NO - Brendan Loughran, county manager, education and community department, Cheshire County Council
For nearly 100 years, work with young people has been a partnership between the statutory and voluntary sectors. Initially, all work with young people was done in the voluntary sector, but the State saw the need to raise standards so legislation was drawn up. Currently, we are all working on setting up strategic partnerships for children and young people. We are trying to learn from Lord Laming's report on Victoria Climbie and have more joined-up and well-resourced services with fewer places where children can fall through the net. How would this be helped by returning to a purely voluntary-led model? It would create a whole set of good, better, best voluntary sector forums run by all the refugees from the statutory sector. No doubt this would then spawn a voluntary sector corporate performance culture so that only the Audit Commission would benefit.

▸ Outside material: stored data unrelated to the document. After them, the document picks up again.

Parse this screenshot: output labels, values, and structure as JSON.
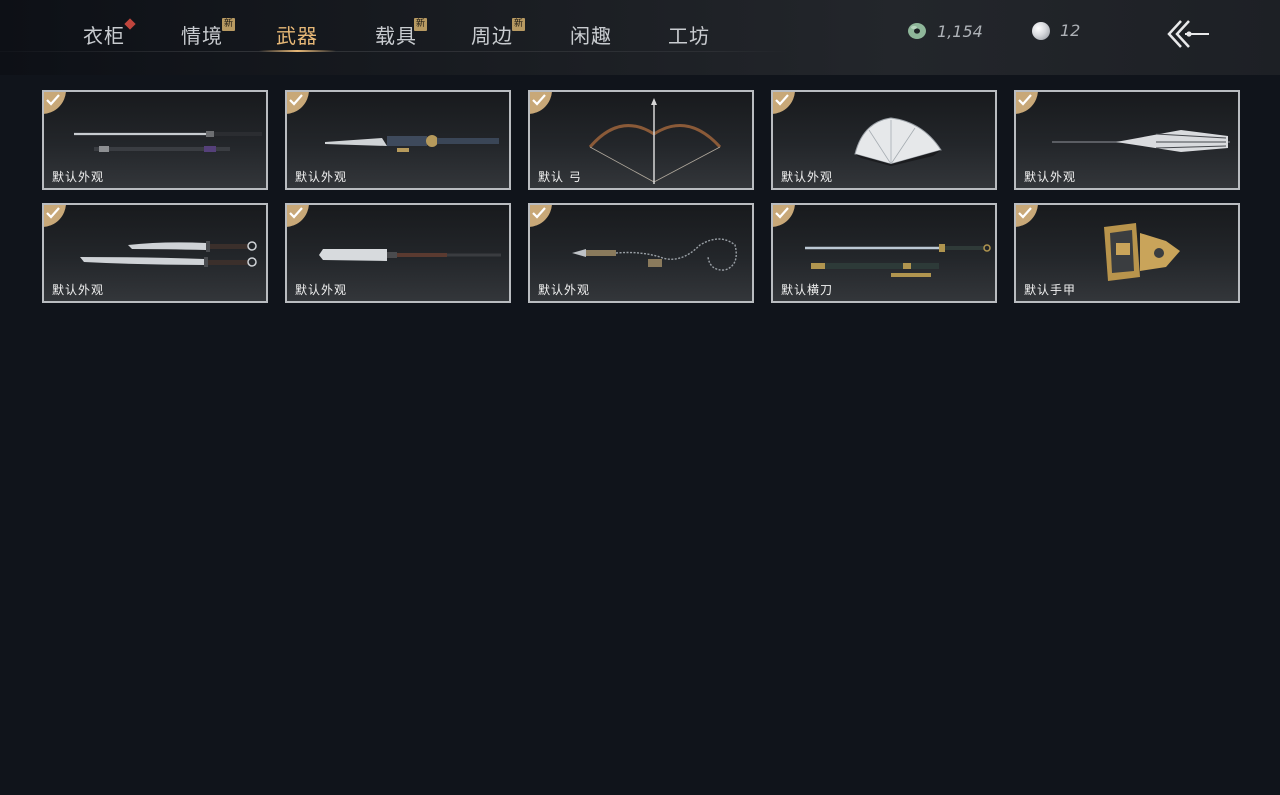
{
  "header": {
    "tabs": [
      {
        "label": "衣柜",
        "active": false,
        "badge": "dot"
      },
      {
        "label": "情境",
        "active": false,
        "badge": "新"
      },
      {
        "label": "武器",
        "active": true,
        "badge": ""
      },
      {
        "label": "载具",
        "active": false,
        "badge": "新"
      },
      {
        "label": "周边",
        "active": false,
        "badge": "新"
      },
      {
        "label": "闲趣",
        "active": false,
        "badge": ""
      },
      {
        "label": "工坊",
        "active": false,
        "badge": ""
      }
    ],
    "currencies": [
      {
        "icon": "jade-coin-icon",
        "value": "1,154"
      },
      {
        "icon": "pearl-icon",
        "value": "12"
      }
    ],
    "back_icon": "back-arrow-icon"
  },
  "items": [
    {
      "label": "默认外观",
      "weapon": "twin-swords",
      "equipped": true
    },
    {
      "label": "默认外观",
      "weapon": "ornate-sword",
      "equipped": true
    },
    {
      "label": "默认 弓",
      "weapon": "bow",
      "equipped": true
    },
    {
      "label": "默认外观",
      "weapon": "fan",
      "equipped": true
    },
    {
      "label": "默认外观",
      "weapon": "umbrella",
      "equipped": true
    },
    {
      "label": "默认外观",
      "weapon": "twin-blades",
      "equipped": true
    },
    {
      "label": "默认外观",
      "weapon": "glaive",
      "equipped": true
    },
    {
      "label": "默认外观",
      "weapon": "rope-dart",
      "equipped": true
    },
    {
      "label": "默认横刀",
      "weapon": "hengdao",
      "equipped": true
    },
    {
      "label": "默认手甲",
      "weapon": "gauntlet",
      "equipped": true
    }
  ],
  "colors": {
    "accent": "#e7b877",
    "background": "#10141b",
    "check_badge": "#c8a878",
    "new_badge": "#b89a62",
    "red_dot": "#c0453d"
  }
}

YES - Malcolm Tyndall, director of marketing, fundraising and communication, National Association of Clubs for Young People
They should, but to enable the sector to do so would require the Government to take a more radical approach to funding. Too often, initiatives are created with little consultation and we have to fit in, when a better approach would be for the Government to draw on our expertise. As an example, the Department of Health recently announced a funding programme based on US approaches to teenage pregnancy, making money available for projects that fit those criteria. How much better might it have been to seek bids from the sector on how to tackle the problem and let it come up with solutions based on experience? A less prescriptive and more holistic approach is needed. We are best placed to deliver that holistic approach.

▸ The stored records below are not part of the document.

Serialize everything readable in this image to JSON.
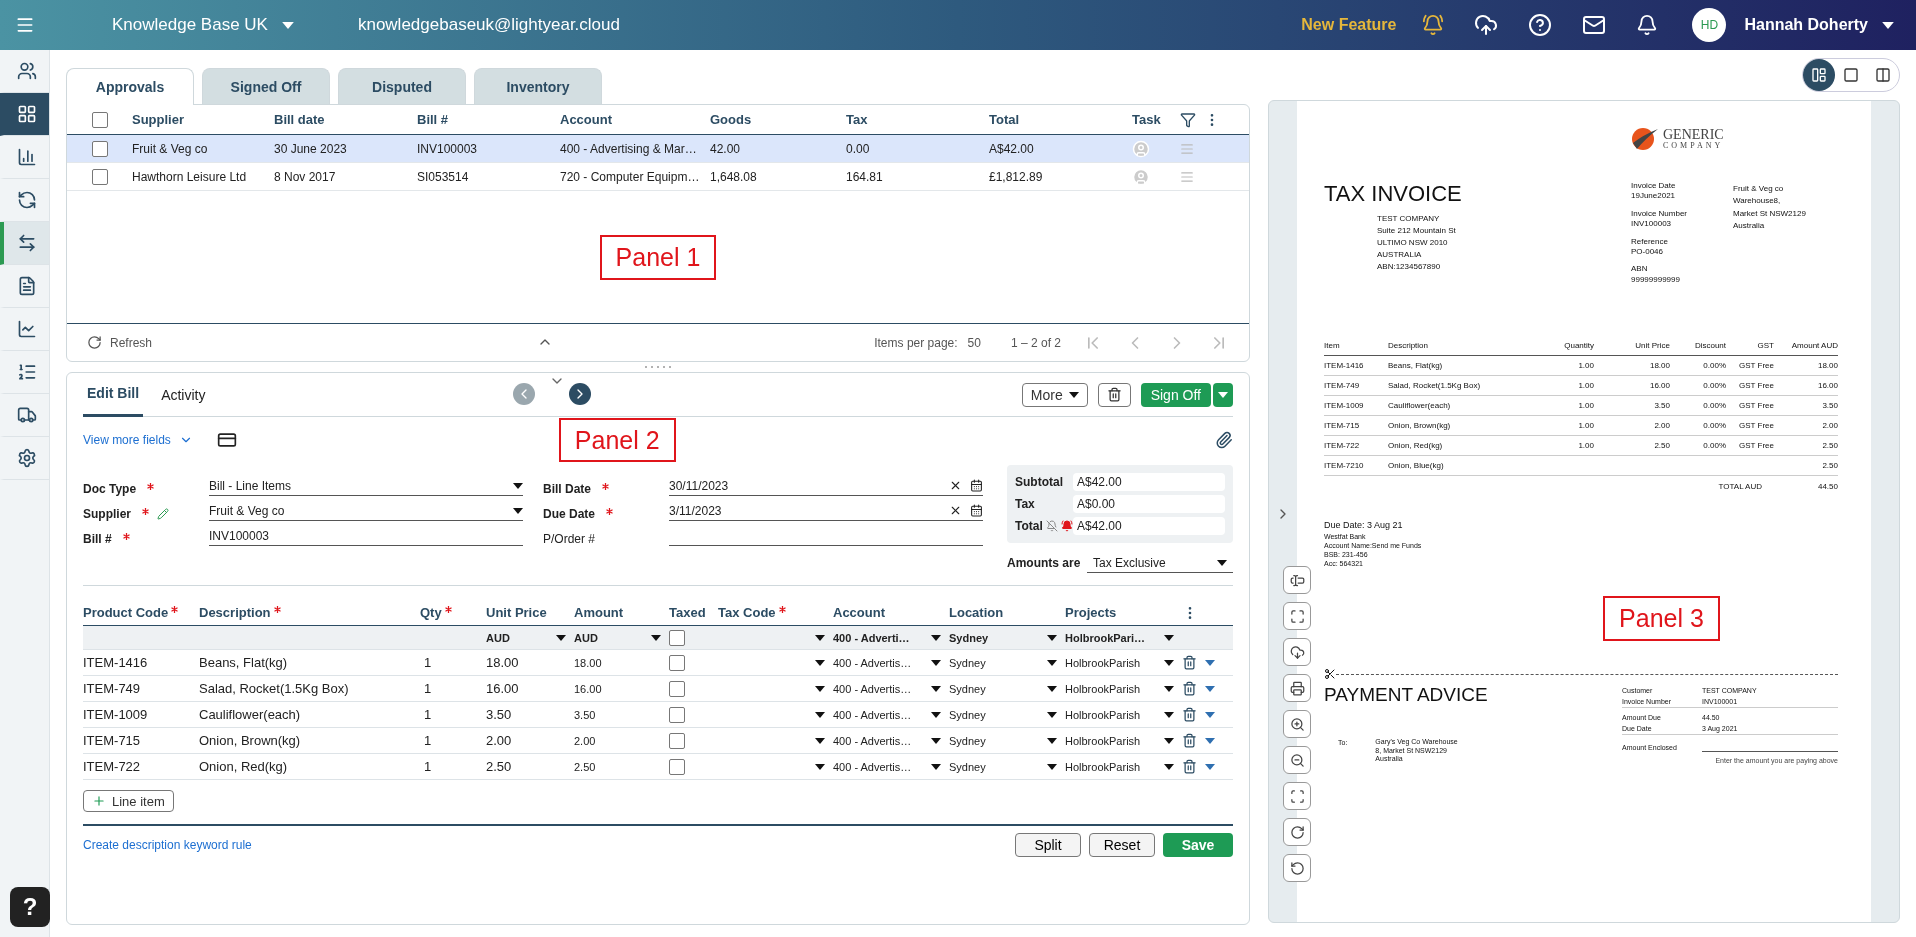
{
  "top_bar": {
    "org": "Knowledge Base UK",
    "email": "knowledgebaseuk@lightyear.cloud",
    "new_feature": "New Feature",
    "user": {
      "initials": "HD",
      "name": "Hannah Doherty"
    }
  },
  "sidebar": {
    "items": [
      {
        "selected": false,
        "hovered": false
      },
      {
        "selected": false,
        "hovered": true
      },
      {
        "selected": false,
        "hovered": false
      },
      {
        "selected": false,
        "hovered": false
      },
      {
        "selected": true,
        "hovered": false
      },
      {
        "selected": false,
        "hovered": false
      },
      {
        "selected": false,
        "hovered": false
      },
      {
        "selected": false,
        "hovered": false
      },
      {
        "selected": false,
        "hovered": false
      },
      {
        "selected": false,
        "hovered": false
      }
    ],
    "help": "?"
  },
  "view_modes": [
    {
      "selected": true
    },
    {
      "selected": false
    },
    {
      "selected": false
    }
  ],
  "tabs": [
    {
      "label": "Approvals",
      "selected": true
    },
    {
      "label": "Signed Off",
      "selected": false
    },
    {
      "label": "Disputed",
      "selected": false
    },
    {
      "label": "Inventory",
      "selected": false
    }
  ],
  "bills_table": {
    "select_all": false,
    "columns": [
      "Supplier",
      "Bill date",
      "Bill #",
      "Account",
      "Goods",
      "Tax",
      "Total",
      "Task"
    ],
    "rows": [
      {
        "checked": false,
        "selected": true,
        "cells": [
          "Fruit & Veg co",
          "30 June 2023",
          "INV100003",
          "400 - Advertising & Mar…",
          "42.00",
          "0.00",
          "A$42.00"
        ]
      },
      {
        "checked": false,
        "selected": false,
        "cells": [
          "Hawthorn Leisure Ltd",
          "8 Nov 2017",
          "SI053514",
          "720 - Computer Equipm…",
          "1,648.08",
          "164.81",
          "£1,812.89"
        ]
      }
    ],
    "annotation": "Panel 1",
    "footer": {
      "refresh": "Refresh",
      "items_per_page": "Items per page:",
      "page_size": "50",
      "range": "1 – 2 of 2"
    }
  },
  "edit_panel": {
    "tabs": [
      {
        "label": "Edit Bill",
        "selected": true
      },
      {
        "label": "Activity",
        "selected": false
      }
    ],
    "more": "More",
    "sign_off": "Sign Off",
    "view_more": "View more fields",
    "annotation": "Panel 2",
    "fields": [
      {
        "label": "Doc Type",
        "required": true,
        "kind": "select",
        "value": "Bill - Line Items",
        "editable": false
      },
      {
        "label": "Supplier",
        "required": true,
        "kind": "select",
        "value": "Fruit & Veg co",
        "editable": true
      },
      {
        "label": "Bill #",
        "required": true,
        "kind": "text",
        "value": "INV100003",
        "editable": false
      },
      {
        "label": "Bill Date",
        "required": true,
        "kind": "date",
        "value": "30/11/2023",
        "editable": false
      },
      {
        "label": "Due Date",
        "required": true,
        "kind": "date",
        "value": "3/11/2023",
        "editable": false
      },
      {
        "label": "P/Order #",
        "required": false,
        "kind": "text",
        "editable": false
      }
    ],
    "totals": [
      {
        "label": "Subtotal",
        "value": "A$42.00",
        "kind": "plain"
      },
      {
        "label": "Tax",
        "value": "A$0.00",
        "kind": "plain"
      },
      {
        "label": "Total",
        "value": "A$42.00",
        "kind": "alerts"
      }
    ],
    "amounts_are": {
      "label": "Amounts are",
      "value": "Tax Exclusive"
    },
    "line_columns": [
      {
        "label": "Product Code",
        "required": true
      },
      {
        "label": "Description",
        "required": true
      },
      {
        "label": "Qty",
        "required": true
      },
      {
        "label": "Unit Price",
        "required": false
      },
      {
        "label": "Amount",
        "required": false
      },
      {
        "label": "Taxed",
        "required": false
      },
      {
        "label": "Tax Code",
        "required": true
      },
      {
        "label": "Account",
        "required": false
      },
      {
        "label": "Location",
        "required": false
      },
      {
        "label": "Projects",
        "required": false
      }
    ],
    "line_filters": {
      "unit_price": "AUD",
      "amount": "AUD",
      "taxed": false,
      "account": "400 - Adverti…",
      "location": "Sydney",
      "project": "HolbrookPari…"
    },
    "lines": [
      {
        "code": "ITEM-1416",
        "description": "Beans, Flat(kg)",
        "qty": "1",
        "unit_price": "18.00",
        "amount": "18.00",
        "taxed": false,
        "account": "400 - Advertis…",
        "location": "Sydney",
        "project": "HolbrookParish"
      },
      {
        "code": "ITEM-749",
        "description": "Salad, Rocket(1.5Kg Box)",
        "qty": "1",
        "unit_price": "16.00",
        "amount": "16.00",
        "taxed": false,
        "account": "400 - Advertis…",
        "location": "Sydney",
        "project": "HolbrookParish"
      },
      {
        "code": "ITEM-1009",
        "description": "Cauliflower(each)",
        "qty": "1",
        "unit_price": "3.50",
        "amount": "3.50",
        "taxed": false,
        "account": "400 - Advertis…",
        "location": "Sydney",
        "project": "HolbrookParish"
      },
      {
        "code": "ITEM-715",
        "description": "Onion, Brown(kg)",
        "qty": "1",
        "unit_price": "2.00",
        "amount": "2.00",
        "taxed": false,
        "account": "400 - Advertis…",
        "location": "Sydney",
        "project": "HolbrookParish"
      },
      {
        "code": "ITEM-722",
        "description": "Onion, Red(kg)",
        "qty": "1",
        "unit_price": "2.50",
        "amount": "2.50",
        "taxed": false,
        "account": "400 - Advertis…",
        "location": "Sydney",
        "project": "HolbrookParish"
      }
    ],
    "add_line": "Line item",
    "keyword_rule": "Create description keyword rule",
    "buttons": [
      "Split",
      "Reset",
      "Save"
    ]
  },
  "viewer": {
    "annotation": "Panel 3",
    "document": {
      "logo": {
        "line_1": "GENERIC",
        "line_2": "COMPANY"
      },
      "title": "TAX INVOICE",
      "from": [
        "TEST COMPANY",
        "Suite 212 Mountain St",
        "ULTIMO NSW 2010",
        "AUSTRALIA",
        "ABN:1234567890"
      ],
      "meta": [
        {
          "label": "Invoice Date",
          "value": "19June2021"
        },
        {
          "label": "Invoice Number",
          "value": "INV100003"
        },
        {
          "label": "Reference",
          "value": "PO-0046"
        },
        {
          "label": "ABN",
          "value": "99999999999"
        }
      ],
      "to": [
        "Fruit & Veg co",
        "Warehouse8,",
        "Market St NSW2129",
        "Australia"
      ],
      "columns": [
        "Item",
        "Description",
        "Quantity",
        "Unit Price",
        "Discount",
        "GST",
        "Amount AUD"
      ],
      "rows": [
        [
          "ITEM-1416",
          "Beans, Flat(kg)",
          "1.00",
          "18.00",
          "0.00%",
          "GST Free",
          "18.00"
        ],
        [
          "ITEM-749",
          "Salad, Rocket(1.5Kg Box)",
          "1.00",
          "16.00",
          "0.00%",
          "GST Free",
          "16.00"
        ],
        [
          "ITEM-1009",
          "Cauliflower(each)",
          "1.00",
          "3.50",
          "0.00%",
          "GST Free",
          "3.50"
        ],
        [
          "ITEM-715",
          "Onion, Brown(kg)",
          "1.00",
          "2.00",
          "0.00%",
          "GST Free",
          "2.00"
        ],
        [
          "ITEM-722",
          "Onion, Red(kg)",
          "1.00",
          "2.50",
          "0.00%",
          "GST Free",
          "2.50"
        ],
        [
          "ITEM-7210",
          "Onion, Blue(kg)",
          "",
          "",
          "",
          "",
          "2.50"
        ]
      ],
      "total_label": "TOTAL AUD",
      "total": "44.50",
      "due": "Due Date: 3 Aug 21",
      "bank": [
        "Westfat Bank",
        "Account Name:Send me Funds",
        "BSB: 231-456",
        "Acc: 564321"
      ],
      "advice_title": "PAYMENT ADVICE",
      "advice": [
        {
          "label": "Customer",
          "value": "TEST COMPANY"
        },
        {
          "label": "Invoice Number",
          "value": "INV100001"
        },
        {
          "label": "Amount Due",
          "value": "44.50"
        },
        {
          "label": "Due Date",
          "value": "3 Aug 2021"
        }
      ],
      "enclosed": "Amount Enclosed",
      "enclosed_hint": "Enter the amount you are paying above",
      "to_label": "To:",
      "advice_to": [
        "Gary's Veg Co Warehouse",
        "8, Market St NSW2129",
        "Australia"
      ]
    }
  }
}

NO - Tony Harvey, head of citizenship and social inclusion, Knowsley Metropolitan Borough Council
I'm 56, but can vividly remember youth club culture where the bullies took over the table tennis and orange juice was warm and watery. It was run by the good old voluntary sector. Nobody asked me what I wanted. I was part of the involuntary sector. I put up with what I was given. We segregated young people, gave them youth culture, fashion and services and then stopped talking to them. New local government offers a way forward. In Knowsley, young people report to the leadership meetings, attend area forums and are represented on the Knowsley Partnership, where representatives from all sectors make decisions about services. Why just "young people's services"? Leisure centres, health centres, libraries and other mainstream services also meet the needs of young people. Let's learn to talk to each other and then the whole community can take the lead in delivering services to young people and older people, along with disgruntled 56-year-olds like me.